In 714 the city was surrendered to the Moors without a fight, that’s how Barcelona escaped a demolition. The Early Christian cathedral on the grounds of the cathedral today was transformed into a mosque. The Moorish reign lasted less than 100 years, that’s why there aren’t any noteworthy testimonials of the era.
In the 12th century Barcelona became the most important power of the Mediterranean. The former shipyard Drassanes is the visible evidence of the time as a maritime power.
Starting in the 19th century, the industrialization (textile industry) granted wealth and influence once again. In many places you can see the old smokestacks. The city walls were torn down from 1854-1856.
The area around the harbor was thoroughly renovated for the Olympic Summer Games in 1992.
Nowadays in the Gothic Quarter…
The main attribute of the Gothic Quarter is the antique aspect of its buildings, narrow streets and the near absence of traffic. In fact, many areas are for pedestrians only and built like a labyrinth of winding streets and hidden squares.
Barcelona’s Gothic Quarter (Barri Gòtic) neighborhood is located in the district of Ciutat Vella. It stretches from Las Ramblas to Vía Laietana and from Passeig de Colom to the Plaça de Catalunya.

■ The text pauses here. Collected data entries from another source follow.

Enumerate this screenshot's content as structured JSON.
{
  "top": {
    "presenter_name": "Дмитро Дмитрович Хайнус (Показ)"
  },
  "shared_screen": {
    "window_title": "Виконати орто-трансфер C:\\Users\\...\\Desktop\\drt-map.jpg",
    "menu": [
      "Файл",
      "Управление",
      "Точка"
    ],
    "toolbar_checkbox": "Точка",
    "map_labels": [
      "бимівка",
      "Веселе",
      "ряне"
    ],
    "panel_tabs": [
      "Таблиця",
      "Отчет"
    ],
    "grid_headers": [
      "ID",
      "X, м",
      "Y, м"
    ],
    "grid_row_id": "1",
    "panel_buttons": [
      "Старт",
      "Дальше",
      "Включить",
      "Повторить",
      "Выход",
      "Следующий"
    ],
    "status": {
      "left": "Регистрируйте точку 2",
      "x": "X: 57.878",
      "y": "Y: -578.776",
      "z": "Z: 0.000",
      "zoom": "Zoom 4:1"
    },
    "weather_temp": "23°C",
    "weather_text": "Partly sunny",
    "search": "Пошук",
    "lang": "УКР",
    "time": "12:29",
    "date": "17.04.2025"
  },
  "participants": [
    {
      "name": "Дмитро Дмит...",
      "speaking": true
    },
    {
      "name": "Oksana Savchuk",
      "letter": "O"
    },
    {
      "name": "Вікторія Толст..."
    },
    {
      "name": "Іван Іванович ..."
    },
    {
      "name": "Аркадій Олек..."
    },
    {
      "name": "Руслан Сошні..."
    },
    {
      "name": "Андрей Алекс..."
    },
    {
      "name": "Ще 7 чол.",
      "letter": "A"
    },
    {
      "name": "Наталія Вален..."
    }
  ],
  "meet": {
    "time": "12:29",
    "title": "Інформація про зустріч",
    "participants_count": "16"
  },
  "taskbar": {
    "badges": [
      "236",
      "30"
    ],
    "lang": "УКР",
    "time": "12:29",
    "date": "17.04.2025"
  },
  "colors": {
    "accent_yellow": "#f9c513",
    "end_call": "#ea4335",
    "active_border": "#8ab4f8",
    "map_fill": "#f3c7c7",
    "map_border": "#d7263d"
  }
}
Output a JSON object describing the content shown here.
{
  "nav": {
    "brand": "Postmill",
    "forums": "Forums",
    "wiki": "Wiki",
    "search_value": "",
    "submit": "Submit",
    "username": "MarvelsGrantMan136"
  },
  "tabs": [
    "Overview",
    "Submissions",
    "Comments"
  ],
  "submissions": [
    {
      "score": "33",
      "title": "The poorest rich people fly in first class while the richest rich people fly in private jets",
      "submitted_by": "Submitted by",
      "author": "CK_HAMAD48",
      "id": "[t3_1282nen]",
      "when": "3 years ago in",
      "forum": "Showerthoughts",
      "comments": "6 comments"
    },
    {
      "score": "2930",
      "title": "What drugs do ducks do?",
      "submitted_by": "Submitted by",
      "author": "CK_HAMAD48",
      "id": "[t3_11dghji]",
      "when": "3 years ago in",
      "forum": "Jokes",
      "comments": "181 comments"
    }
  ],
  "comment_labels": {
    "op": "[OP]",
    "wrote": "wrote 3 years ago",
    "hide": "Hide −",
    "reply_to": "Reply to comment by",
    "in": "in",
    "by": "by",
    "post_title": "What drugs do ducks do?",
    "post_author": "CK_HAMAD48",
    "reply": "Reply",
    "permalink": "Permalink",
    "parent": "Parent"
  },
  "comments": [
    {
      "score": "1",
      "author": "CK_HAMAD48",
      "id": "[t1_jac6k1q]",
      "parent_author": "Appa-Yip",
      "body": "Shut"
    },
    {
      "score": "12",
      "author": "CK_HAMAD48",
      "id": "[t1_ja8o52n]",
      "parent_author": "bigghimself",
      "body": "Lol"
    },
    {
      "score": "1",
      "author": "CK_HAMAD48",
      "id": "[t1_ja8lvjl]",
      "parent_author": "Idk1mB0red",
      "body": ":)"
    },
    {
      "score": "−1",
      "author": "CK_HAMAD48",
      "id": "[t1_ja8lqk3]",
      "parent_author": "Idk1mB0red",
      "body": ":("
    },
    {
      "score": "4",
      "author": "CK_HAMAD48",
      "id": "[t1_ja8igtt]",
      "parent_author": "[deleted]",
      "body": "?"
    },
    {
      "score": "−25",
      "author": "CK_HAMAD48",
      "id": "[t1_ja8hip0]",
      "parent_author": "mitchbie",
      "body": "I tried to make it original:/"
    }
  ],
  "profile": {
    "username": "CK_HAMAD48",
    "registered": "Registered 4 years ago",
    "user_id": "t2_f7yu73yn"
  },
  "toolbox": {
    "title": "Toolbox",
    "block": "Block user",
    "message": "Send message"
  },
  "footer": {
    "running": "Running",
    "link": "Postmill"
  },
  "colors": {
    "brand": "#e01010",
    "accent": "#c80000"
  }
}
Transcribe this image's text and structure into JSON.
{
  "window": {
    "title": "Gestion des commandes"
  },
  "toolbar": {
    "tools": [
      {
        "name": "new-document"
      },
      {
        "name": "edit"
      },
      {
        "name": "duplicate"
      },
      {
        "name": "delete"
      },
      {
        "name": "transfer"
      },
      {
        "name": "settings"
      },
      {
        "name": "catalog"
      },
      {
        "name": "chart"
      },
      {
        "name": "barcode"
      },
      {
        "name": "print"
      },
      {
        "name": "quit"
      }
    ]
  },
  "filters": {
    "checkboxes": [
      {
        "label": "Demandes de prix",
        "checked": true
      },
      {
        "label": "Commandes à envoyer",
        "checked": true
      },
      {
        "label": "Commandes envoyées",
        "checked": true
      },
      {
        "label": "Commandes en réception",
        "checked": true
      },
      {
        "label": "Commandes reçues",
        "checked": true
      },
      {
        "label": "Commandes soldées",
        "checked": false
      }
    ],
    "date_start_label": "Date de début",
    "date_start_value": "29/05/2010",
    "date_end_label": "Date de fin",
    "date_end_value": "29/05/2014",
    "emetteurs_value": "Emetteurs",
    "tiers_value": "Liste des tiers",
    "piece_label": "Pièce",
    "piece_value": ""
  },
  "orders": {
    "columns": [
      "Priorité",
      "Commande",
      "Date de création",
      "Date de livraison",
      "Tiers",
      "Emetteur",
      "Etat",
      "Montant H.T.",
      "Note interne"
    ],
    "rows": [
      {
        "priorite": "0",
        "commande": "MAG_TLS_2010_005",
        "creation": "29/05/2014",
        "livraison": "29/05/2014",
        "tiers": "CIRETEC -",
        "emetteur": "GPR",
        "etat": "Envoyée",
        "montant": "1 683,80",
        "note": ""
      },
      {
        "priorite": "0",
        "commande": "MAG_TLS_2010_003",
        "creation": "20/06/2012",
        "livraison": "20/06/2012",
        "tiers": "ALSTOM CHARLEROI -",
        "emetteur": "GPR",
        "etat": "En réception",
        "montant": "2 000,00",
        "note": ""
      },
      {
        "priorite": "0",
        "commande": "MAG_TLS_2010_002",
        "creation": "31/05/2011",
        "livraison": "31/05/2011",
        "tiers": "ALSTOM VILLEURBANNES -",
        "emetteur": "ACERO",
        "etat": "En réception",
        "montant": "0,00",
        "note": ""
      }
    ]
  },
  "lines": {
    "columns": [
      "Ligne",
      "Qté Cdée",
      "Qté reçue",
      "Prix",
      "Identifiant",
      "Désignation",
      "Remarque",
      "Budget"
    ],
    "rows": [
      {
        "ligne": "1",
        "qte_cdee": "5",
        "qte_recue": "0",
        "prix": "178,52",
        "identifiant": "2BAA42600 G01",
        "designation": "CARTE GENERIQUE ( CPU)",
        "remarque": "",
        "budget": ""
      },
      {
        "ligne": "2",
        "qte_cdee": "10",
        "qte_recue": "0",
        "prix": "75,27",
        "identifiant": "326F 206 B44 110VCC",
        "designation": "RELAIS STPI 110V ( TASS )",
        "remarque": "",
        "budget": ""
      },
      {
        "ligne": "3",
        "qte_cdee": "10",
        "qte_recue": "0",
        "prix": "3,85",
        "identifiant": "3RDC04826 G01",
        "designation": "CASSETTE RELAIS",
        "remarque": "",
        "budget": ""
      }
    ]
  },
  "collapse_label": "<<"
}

The present buildings sit on the former Roman settlement called Barcino. During the Medieval Ages, the city grew, constructing churches and Gothic palaces and destroying most of the Roman ruins.
If you’re looking for a young and international atmosphere and you want to be located in the heart of the city, the Gothic Quarter is for you. The nightlife and the crowded streets make it slightly less family friendly than other neighbourhoods, but you’ll be right in the city centre and just a few minutes away from… well… practically anything worth seeing!
El Portal de l’Angel is a popular shopping and pedestrian street that leads to the spacious Cathedral Square , dominated by the remains of the Roman walls that protected the city at one point. If you’re interested in roman history, then you can see plenty of remains in Barcelona, simply our tour through the old city.
One of the best attractions, located right in the heart of the neighborhood is the magnificent Cathedral, which has a beautiful courtyard full of greenery and 13 geese that live there. From the top of the neo-Gothic facade you can see many of the spooky gargoyles.
Behind the Cathedral you will find Plaça del Rei with its impressive Gothic buildings that show what an important cultural and economic role Barcelona played in the Middle Ages.
On Plaça Sant Jaume there is the City Hall and the Parliament of the Catalan Government. It’s also the home of The Museum of History where you can see some roman ruins preserved in its basement.
Not far from there is Plaça Reial, a large square that’s lined with palm trees. There are many bars and restaurants with terraces here, making it a relaxing place to stop and rest. It’s also where you’ll find one of Gaudí’s first public projects; some lamp-posts he made for the city council just before graduating.
Looking for culture, history and a lively atmosphere? Barcelona’s Gothic Quarter has it all.